The Brazilian case is especially informative because it concentrates the paper’s central identification challenge: Petrobras is both commodity sensitive and a large benchmark component. The fact that the predictive asymmetry survives the ex-Petrobras benchmark, weekly aggregation, and GARCH filtering supports an informational interpretation over a purely arithmetic one. At the same time, the out-of-sample forecasting exercise (
Table 11) confirms that this predictive precedence does not produce exploitable one-step-ahead gains, establishing its consistency with semi-strong-form market efficiency and delimiting the scope of the result to regime identification and informational analysis rather than return prediction. More broadly, the paper suggests that in commodity-dependent equity markets, the interaction between a dominant firm and its benchmark should be understood as a dynamic informational system whose leadership structure depends on the prevailing regime and on whether shocks originate in firm-specific fundamentals, commodity conditions, or macro-financial repricing.
The broader contribution is therefore both methodological and economic. The paper offers a portable framework for separating FEVD identification problems from the substantive question of directional predictive dominance in high-correlation commodity-equity systems.
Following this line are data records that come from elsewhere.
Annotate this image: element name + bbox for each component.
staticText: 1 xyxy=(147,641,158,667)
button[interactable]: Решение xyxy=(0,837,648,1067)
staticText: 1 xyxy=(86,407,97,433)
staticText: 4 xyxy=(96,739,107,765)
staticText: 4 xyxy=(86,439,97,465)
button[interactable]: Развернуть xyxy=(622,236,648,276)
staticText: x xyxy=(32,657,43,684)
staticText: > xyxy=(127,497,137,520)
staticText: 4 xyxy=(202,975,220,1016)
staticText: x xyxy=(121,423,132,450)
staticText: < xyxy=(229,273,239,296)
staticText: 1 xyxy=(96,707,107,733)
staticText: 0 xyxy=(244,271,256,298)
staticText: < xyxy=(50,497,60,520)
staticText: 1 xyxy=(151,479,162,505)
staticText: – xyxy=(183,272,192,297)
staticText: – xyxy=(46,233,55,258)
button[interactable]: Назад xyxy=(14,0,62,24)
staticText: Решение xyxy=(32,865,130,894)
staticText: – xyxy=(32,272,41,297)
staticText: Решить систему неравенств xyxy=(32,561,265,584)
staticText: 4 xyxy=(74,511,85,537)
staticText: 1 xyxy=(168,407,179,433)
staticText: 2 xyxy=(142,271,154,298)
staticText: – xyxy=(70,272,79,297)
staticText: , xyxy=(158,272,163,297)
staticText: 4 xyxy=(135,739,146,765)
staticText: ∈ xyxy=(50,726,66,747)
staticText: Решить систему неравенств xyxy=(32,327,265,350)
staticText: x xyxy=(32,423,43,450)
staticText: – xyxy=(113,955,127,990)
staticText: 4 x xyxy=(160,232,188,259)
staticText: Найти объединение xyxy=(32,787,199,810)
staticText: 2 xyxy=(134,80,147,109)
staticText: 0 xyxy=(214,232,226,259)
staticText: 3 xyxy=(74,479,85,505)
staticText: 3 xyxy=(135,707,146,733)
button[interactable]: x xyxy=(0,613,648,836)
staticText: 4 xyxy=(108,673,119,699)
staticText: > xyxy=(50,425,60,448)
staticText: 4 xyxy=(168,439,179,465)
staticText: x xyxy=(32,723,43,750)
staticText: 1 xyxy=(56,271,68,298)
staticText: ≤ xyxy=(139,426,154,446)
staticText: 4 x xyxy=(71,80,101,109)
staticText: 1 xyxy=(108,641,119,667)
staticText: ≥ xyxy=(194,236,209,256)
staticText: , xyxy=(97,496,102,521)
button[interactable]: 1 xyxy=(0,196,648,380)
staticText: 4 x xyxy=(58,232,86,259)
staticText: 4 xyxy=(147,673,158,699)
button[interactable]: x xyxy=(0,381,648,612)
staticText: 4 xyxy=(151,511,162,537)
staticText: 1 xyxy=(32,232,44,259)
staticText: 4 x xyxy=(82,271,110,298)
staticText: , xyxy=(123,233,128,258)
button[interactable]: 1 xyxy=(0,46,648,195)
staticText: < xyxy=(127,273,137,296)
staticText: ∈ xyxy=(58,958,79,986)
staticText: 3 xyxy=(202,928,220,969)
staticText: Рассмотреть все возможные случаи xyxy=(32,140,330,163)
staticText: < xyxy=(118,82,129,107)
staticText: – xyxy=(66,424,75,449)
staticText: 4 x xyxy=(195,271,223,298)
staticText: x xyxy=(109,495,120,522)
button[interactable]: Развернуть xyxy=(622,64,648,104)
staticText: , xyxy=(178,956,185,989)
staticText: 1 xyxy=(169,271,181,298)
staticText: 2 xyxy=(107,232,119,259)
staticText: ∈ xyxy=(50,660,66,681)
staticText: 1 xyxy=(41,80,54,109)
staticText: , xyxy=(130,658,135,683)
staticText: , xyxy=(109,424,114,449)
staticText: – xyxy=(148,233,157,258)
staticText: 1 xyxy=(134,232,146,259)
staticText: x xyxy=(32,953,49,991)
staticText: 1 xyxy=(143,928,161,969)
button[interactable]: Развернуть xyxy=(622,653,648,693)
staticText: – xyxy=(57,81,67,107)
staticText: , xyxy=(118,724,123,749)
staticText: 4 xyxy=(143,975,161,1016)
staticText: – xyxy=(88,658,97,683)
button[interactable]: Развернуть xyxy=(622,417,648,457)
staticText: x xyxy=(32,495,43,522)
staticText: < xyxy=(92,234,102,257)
Within that framework, the alternation between concentrated and dispersed informational regimes emerges as a dimension of market efficiency that the price-discovery literature has documented only imprecisely. Future work should: (i) extend the analysis using external covariates—Brent crude, VIX, BRL/USD, and sovereign CDS spreads—which are absent from the current dataset but critical for sharper identification; (ii) incorporate multivariate volatility dynamics through DCC-GARCH or BEKK specifications (
Bauwens et al., 2006); (iii) implement non-overlapping-window and Markov-switching VAR alternatives (
Hamilton, 1989) for regime persistence estimation; and (iv) test the framework in other commodity-dependent benchmark systems such as Ecopetrol/COLCAP, YPF/Merval, and Gazprom/MOEX, with Ecopetrol/COLCAP being especially tractable given the analogous institutional setting.